Au centre du Mali, une nouvelle vie se forme pour les cœurs brisés
Les conflits et chocs climatiques accrus dans le centre du Sahel, une région d'Afrique comprenant le Burkina Faso, le Mali et le Niger, ont entrainé, depuis début 2019 une augmentation rapide des déplacements internes, la perturbation des marchés et des difficultés d'accès aux services sociaux de base avec un impact négatif sur les moyens d'existence, la sécurité alimentaire et les conditions de vie de plus de 2,4 millions de personnes.
A Mopti, épicentre de la crise au Mali, je suis allée à la rencontre des familles déplacées qui tentent de reconstituer une nouvelle vie avec l'aide du Programme alimentaire mondial (PAM) et ses partenaires.
Il est 10H00 à Socoura, un quartier de Sévaré, principale ville de la Région de Mopti au centre du Mali. L'école primaire de la place, habituellement bondée d'élèves, est plongée dans un silence inhabituel.
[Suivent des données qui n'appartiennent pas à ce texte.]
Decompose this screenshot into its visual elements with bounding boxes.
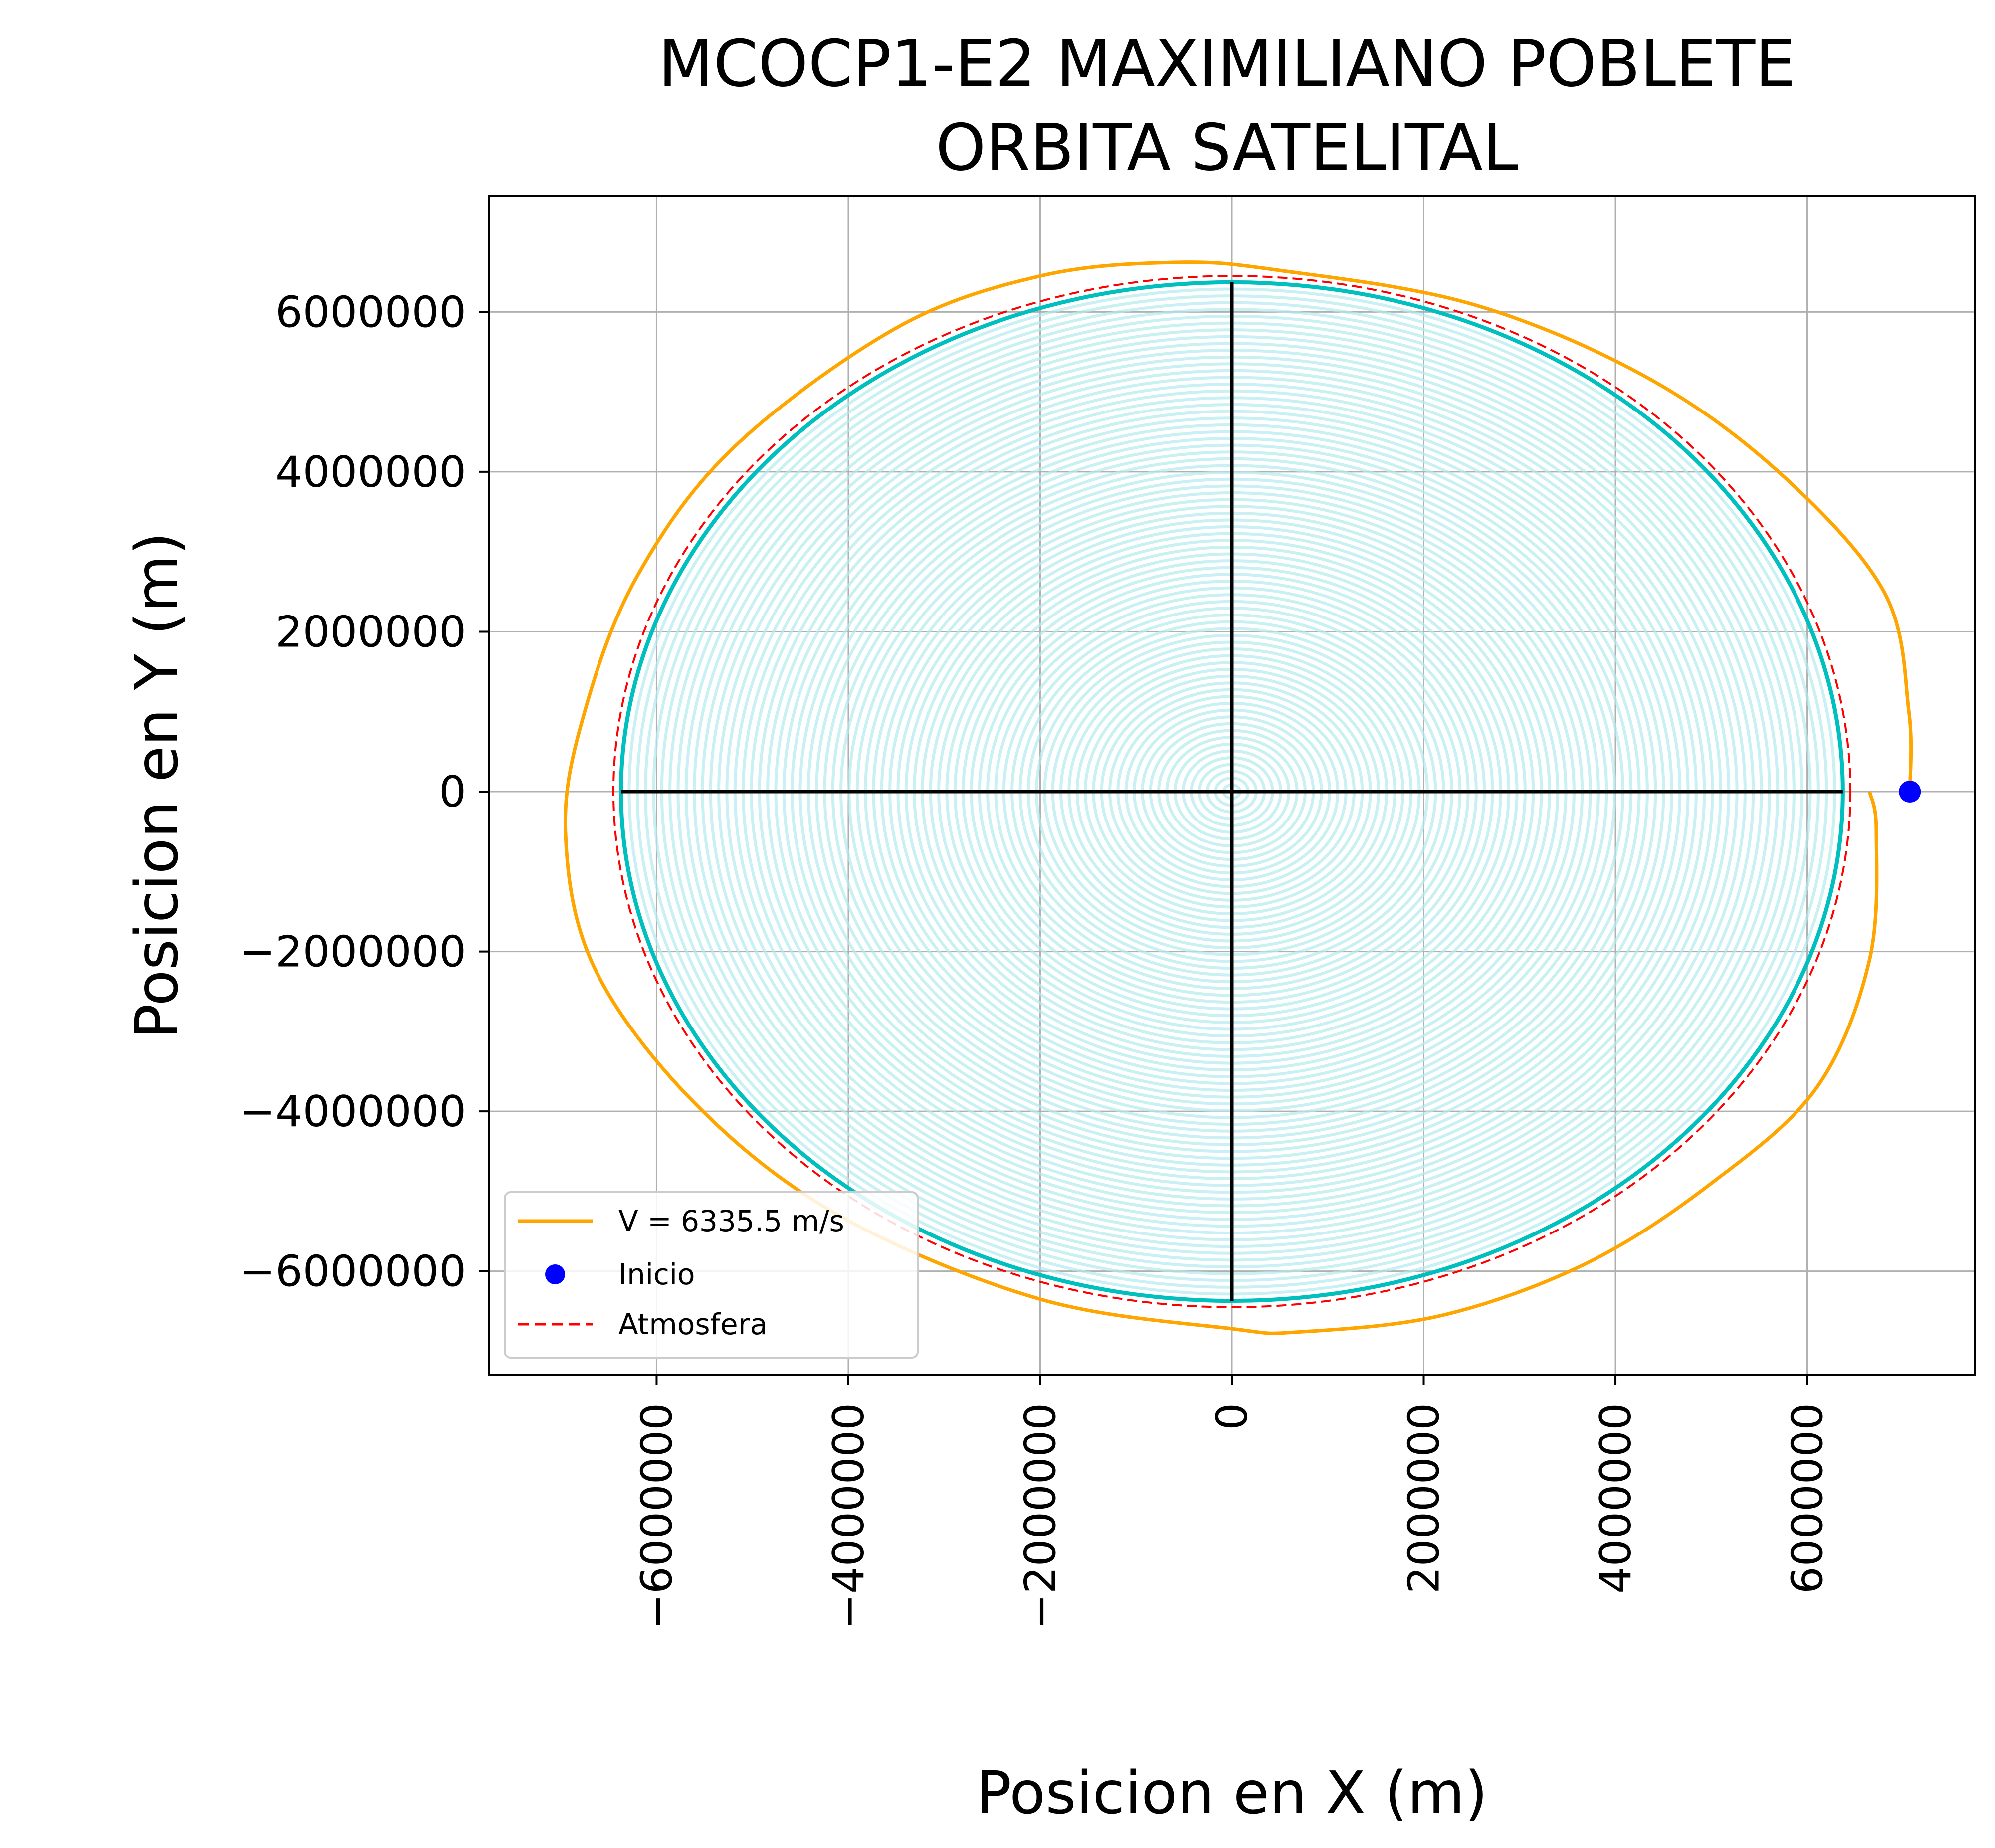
y-tick-label-2: −2000000 — [239, 927, 466, 977]
atmosphere-circle — [612, 275, 1852, 1308]
legend-label-atmosphere: Atmosfera — [618, 1307, 768, 1341]
legend-label-orbit: V = 6335.5 m/s — [618, 1204, 844, 1238]
series-lines — [563, 260, 1921, 1335]
x-tick-label-4: 2000000 — [1399, 1403, 1449, 1594]
x-tick-label-6: 6000000 — [1783, 1403, 1833, 1594]
x-axis-label: Posicion en X (m) — [976, 1758, 1488, 1827]
y-tick-label-1: −4000000 — [239, 1087, 466, 1137]
x-tick-label-5: 4000000 — [1591, 1403, 1641, 1594]
legend-box — [504, 1191, 919, 1359]
legend: V = 6335.5 m/s Inicio Atmosfera — [504, 1191, 919, 1359]
legend-label-start: Inicio — [618, 1257, 695, 1291]
chart-subtitle: ORBITA SATELITAL — [936, 111, 1518, 185]
legend-swatch-start — [545, 1264, 565, 1284]
orbit-trajectory — [563, 260, 1913, 1335]
y-tick-label-4: 2000000 — [275, 607, 466, 657]
y-tick-label-0: −6000000 — [239, 1247, 466, 1297]
x-tick-label-2: −2000000 — [1015, 1403, 1065, 1630]
earth-disc — [619, 280, 1845, 1303]
start-marker — [1899, 781, 1921, 803]
x-tick-label-1: −4000000 — [824, 1403, 874, 1630]
y-tick-label-6: 6000000 — [275, 287, 466, 337]
chart-title: MCOCP1-E2 MAXIMILIANO POBLETE — [658, 27, 1796, 101]
y-tick-label-5: 4000000 — [275, 447, 466, 497]
x-tick-label-3: 0 — [1207, 1403, 1257, 1430]
y-axis-label: Posicion en Y (m) — [122, 532, 191, 1039]
axis-ticks: −6000000 −4000000 −2000000 0 2000000 4000000 6… — [239, 287, 1833, 1630]
x-tick-label-0: −6000000 — [632, 1403, 682, 1630]
y-tick-label-3: 0 — [439, 767, 466, 817]
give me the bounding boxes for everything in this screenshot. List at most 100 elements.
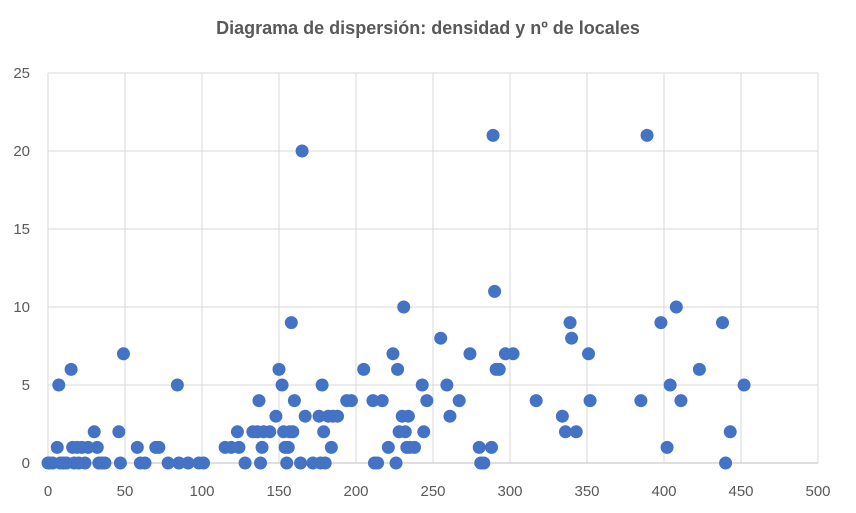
data-point bbox=[284, 316, 298, 330]
data-point bbox=[286, 425, 300, 439]
data-point bbox=[719, 456, 733, 470]
data-point bbox=[716, 316, 730, 330]
y-tick-label: 25 bbox=[13, 65, 30, 82]
data-point bbox=[238, 456, 252, 470]
data-point bbox=[294, 456, 308, 470]
data-point bbox=[737, 378, 751, 392]
data-point bbox=[272, 362, 286, 376]
x-tick-label: 500 bbox=[805, 483, 830, 500]
data-point bbox=[197, 456, 211, 470]
data-point bbox=[280, 456, 294, 470]
data-point bbox=[161, 456, 175, 470]
data-point bbox=[555, 409, 569, 423]
x-tick-label: 250 bbox=[420, 483, 445, 500]
data-point bbox=[78, 456, 92, 470]
y-tick-label: 10 bbox=[13, 299, 30, 316]
data-point bbox=[116, 347, 130, 361]
data-point bbox=[371, 456, 385, 470]
data-point bbox=[112, 425, 126, 439]
data-point bbox=[723, 425, 737, 439]
y-tick-label: 20 bbox=[13, 143, 30, 160]
x-tick-label: 0 bbox=[44, 483, 52, 500]
data-point bbox=[692, 362, 706, 376]
data-point bbox=[317, 425, 331, 439]
data-point bbox=[324, 440, 338, 454]
data-point bbox=[152, 440, 166, 454]
data-point bbox=[366, 394, 380, 408]
data-point bbox=[440, 378, 454, 392]
data-point bbox=[415, 378, 429, 392]
x-tick-label: 150 bbox=[266, 483, 291, 500]
data-point bbox=[331, 409, 345, 423]
x-tick-label: 50 bbox=[117, 483, 134, 500]
data-point bbox=[230, 425, 244, 439]
data-point bbox=[397, 300, 411, 314]
data-point bbox=[398, 425, 412, 439]
data-point bbox=[232, 440, 246, 454]
data-point bbox=[654, 316, 668, 330]
data-point bbox=[90, 440, 104, 454]
data-point bbox=[81, 440, 95, 454]
data-point bbox=[255, 440, 269, 454]
data-point bbox=[634, 394, 648, 408]
data-point bbox=[269, 409, 283, 423]
data-point bbox=[565, 331, 579, 345]
x-tick-label: 200 bbox=[343, 483, 368, 500]
data-point bbox=[138, 456, 152, 470]
data-point bbox=[172, 456, 186, 470]
data-point bbox=[443, 409, 457, 423]
data-point bbox=[263, 425, 277, 439]
data-point bbox=[492, 362, 506, 376]
x-tick-label: 350 bbox=[574, 483, 599, 500]
data-point bbox=[181, 456, 195, 470]
data-point bbox=[569, 425, 583, 439]
data-point bbox=[529, 394, 543, 408]
data-point bbox=[87, 425, 101, 439]
data-point bbox=[660, 440, 674, 454]
data-point bbox=[472, 440, 486, 454]
gridlines bbox=[48, 72, 819, 463]
x-tick-label: 100 bbox=[189, 483, 214, 500]
data-point bbox=[375, 394, 389, 408]
data-point bbox=[64, 362, 78, 376]
tick-labels: 0 50 100 150 200 250 300 350 400 450 500 0 5 10 15 20 25 bbox=[13, 65, 830, 500]
data-point bbox=[391, 362, 405, 376]
data-point bbox=[463, 347, 477, 361]
data-point bbox=[295, 144, 309, 158]
data-point bbox=[344, 394, 358, 408]
data-point bbox=[506, 347, 520, 361]
chart-title: Diagrama de dispersión: densidad y nº de… bbox=[216, 18, 640, 38]
y-tick-label: 15 bbox=[13, 221, 30, 238]
data-point bbox=[563, 316, 577, 330]
data-point bbox=[50, 440, 64, 454]
y-tick-label: 0 bbox=[22, 455, 30, 472]
data-point bbox=[252, 394, 266, 408]
data-point bbox=[417, 425, 431, 439]
data-point bbox=[408, 440, 422, 454]
data-point bbox=[452, 394, 466, 408]
data-point bbox=[312, 409, 326, 423]
data-point bbox=[434, 331, 448, 345]
data-point bbox=[98, 456, 112, 470]
data-point bbox=[477, 456, 491, 470]
data-point bbox=[558, 425, 572, 439]
data-point bbox=[386, 347, 400, 361]
y-tick-label: 5 bbox=[22, 377, 30, 394]
data-point bbox=[52, 378, 66, 392]
data-point bbox=[287, 394, 301, 408]
data-point bbox=[298, 409, 312, 423]
x-tick-label: 400 bbox=[651, 483, 676, 500]
data-point bbox=[170, 378, 184, 392]
data-point bbox=[401, 409, 415, 423]
data-point bbox=[582, 347, 596, 361]
x-tick-label: 300 bbox=[497, 483, 522, 500]
data-point bbox=[389, 456, 403, 470]
data-point bbox=[669, 300, 683, 314]
data-point bbox=[381, 440, 395, 454]
data-point bbox=[113, 456, 127, 470]
data-point bbox=[357, 362, 371, 376]
data-point bbox=[254, 456, 268, 470]
data-point bbox=[674, 394, 688, 408]
data-point bbox=[663, 378, 677, 392]
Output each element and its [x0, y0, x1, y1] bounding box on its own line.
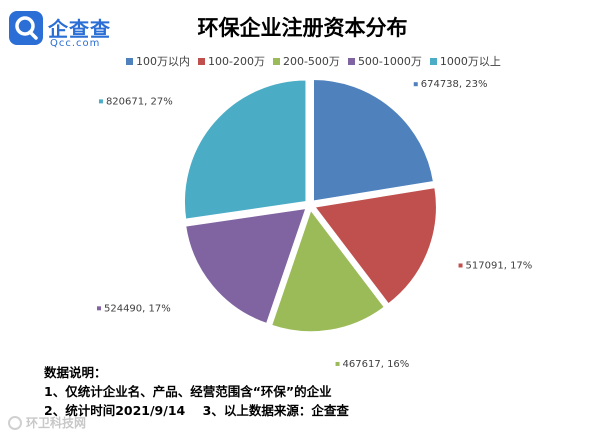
legend-item: 500-1000万	[347, 53, 422, 69]
logo-name: 企查查	[48, 17, 111, 41]
legend-item: 100万以内	[126, 53, 190, 69]
data-label-text: 467617, 16%	[343, 359, 410, 370]
legend-item: 1000万以上	[429, 53, 501, 69]
watermark-icon	[8, 415, 22, 430]
notes-line-1: 1、仅统计企业名、产品、经营范围含“环保”的企业	[44, 384, 332, 399]
data-label-marker	[335, 361, 340, 366]
pie-slice	[183, 78, 307, 221]
chart-title: 环保企业注册资本分布	[197, 16, 408, 40]
data-label-marker	[98, 99, 103, 104]
data-label: 820671, 27%	[98, 96, 173, 107]
data-label-text: 674738, 23%	[421, 79, 488, 90]
legend-swatch	[198, 57, 205, 65]
data-label: 674738, 23%	[413, 79, 488, 90]
legend-label: 100-200万	[208, 55, 265, 68]
chart-legend: 100万以内 100-200万 200-500万 500-1000万 1000万以上	[126, 53, 501, 69]
legend-label: 500-1000万	[357, 55, 422, 68]
legend-label: 200-500万	[282, 55, 340, 68]
legend-swatch	[347, 57, 355, 65]
data-label: 524490, 17%	[96, 303, 171, 314]
pie-slice	[270, 208, 386, 333]
data-label-text: 517091, 17%	[466, 260, 533, 271]
watermark: 环卫科技网	[8, 414, 86, 431]
legend-item: 100-200万	[198, 53, 265, 69]
data-notes: 数据说明： 1、仅统计企业名、产品、经营范围含“环保”的企业 2、统计时间202…	[44, 363, 349, 420]
pie-slice	[313, 186, 438, 306]
logo-domain: Qcc.com	[50, 38, 101, 49]
data-label-marker	[413, 82, 418, 87]
legend-swatch	[429, 57, 437, 65]
legend-swatch	[126, 57, 133, 65]
data-label-text: 820671, 27%	[106, 96, 173, 107]
qcc-logo: 企查查 Qcc.com	[8, 10, 128, 54]
legend-item: 200-500万	[272, 53, 340, 69]
notes-heading: 数据说明：	[44, 365, 107, 380]
data-label-marker	[96, 306, 101, 311]
data-label-marker	[458, 263, 463, 268]
pie-slice	[312, 78, 435, 203]
data-label: 467617, 16%	[335, 359, 410, 370]
magnifier-logo-icon	[9, 11, 43, 45]
legend-label: 1000万以上	[439, 55, 501, 68]
notes-line-2: 2、统计时间2021/9/14 3、以上数据来源：企查查	[44, 403, 349, 418]
data-label: 517091, 17%	[458, 260, 533, 271]
legend-swatch	[272, 57, 280, 65]
legend-label: 100万以内	[136, 55, 190, 68]
pie-slice	[184, 207, 308, 325]
data-label-text: 524490, 17%	[104, 303, 171, 314]
watermark-text: 环卫科技网	[26, 416, 87, 430]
Les salles de classe se sont transformées en dortoirs abritant une centaine de personnes, hommes, femmes et surtout des enfants, forcées de fuir leurs villages laissant tout derrière eux pour sauver leurs vies.
« Tout a commencé il y a trois mois. Des coups de feu, des machettes et surtout beaucoup de sang versé. J'ai perdu mon mari et mes deux fils lors d'une attaque contre mon village. J'ai été obligée de fuir à pied avec les deux derniers qui ont survécu » raconte Kadidia Barry, la quarantaine à peine entamée, qui vit désormais ici avec ses deux enfants rescapés et une vingtaine d'autre personnes dans une salle de classe de l'école primaire.
« Nous sommes passés par différents villages. Je comptais sur la charité des habitants pour pouvoir nourrir mes enfants une fois par jour. Finalement, nous avons croisé d'autres déplacés qui venaient à Sévaré et nous les avons suivis. C'est ainsi que nous nous sommes retrouvés ici » ajoute-t-elle d'une voix empreinte de tristesse et de désolation.
« Dès notre arrivée, le PAM nous a fourni cette carte qui me permet de faire des achats pour nourrir ma famille » m'explique-t-elle en se dirigeant vers une boutique, munie de sa carte de ration.
« En général je prends du riz, du lait, des œufs et des pâtes. Je cuisine dans la matinée pendant que mes enfants sont à l'école. L'UNICEF a mis en place une école dans le camp de déplacés qui est à une ruelle d'ici. Les enfants étudient là-bas. Nous déjeunons ensemble aux alentours de midi » m'explique Kadidia.
A la question de savoir qui paie pour cette nourriture, je lui explique que le PAM bénéficie d'un appui financier de plusieurs donateurs, y compris des hommes et femmes de bonnes volontés qui, même si elle ne les connait pas, se préoccupent d'elle et de ses enfants.
À ces mots, elle déclare « Mon cœur est toujours meurtri ; face à la barbarie humaine, j'avais perdu foi en l'humanité. Mais savoir que quelque part dans le monde, des gens pensent à nous aider sans toutefois nous connaître, me réconforte. Dites-leur merci de ma part ».
C'est avec le cœur lourd et plein d'émotions que je quitte Kadidia et sa famille qui espèrent retrouver une vie normale où les enfants pourront réaliser leurs rêves.
« Un jour, si Dieu le veut, nous retournerons au village, peut être mon fils ou ma fille sera docteur ou enseignant pour donner en retour à d'autres » conclut-elle.
Au Mali, les interventions d'urgence du PAM sont rendues possibles grâce aux contributions des donateurs comme l'Allemagne, la Belgique, le Canada, le Danemark, les États-Unis, la France, le Mali, la Norvège, le Japon, le Luxembourg, le Royaume-Unis,la Suisse, l'Union Européenne (ECHO), la Suède.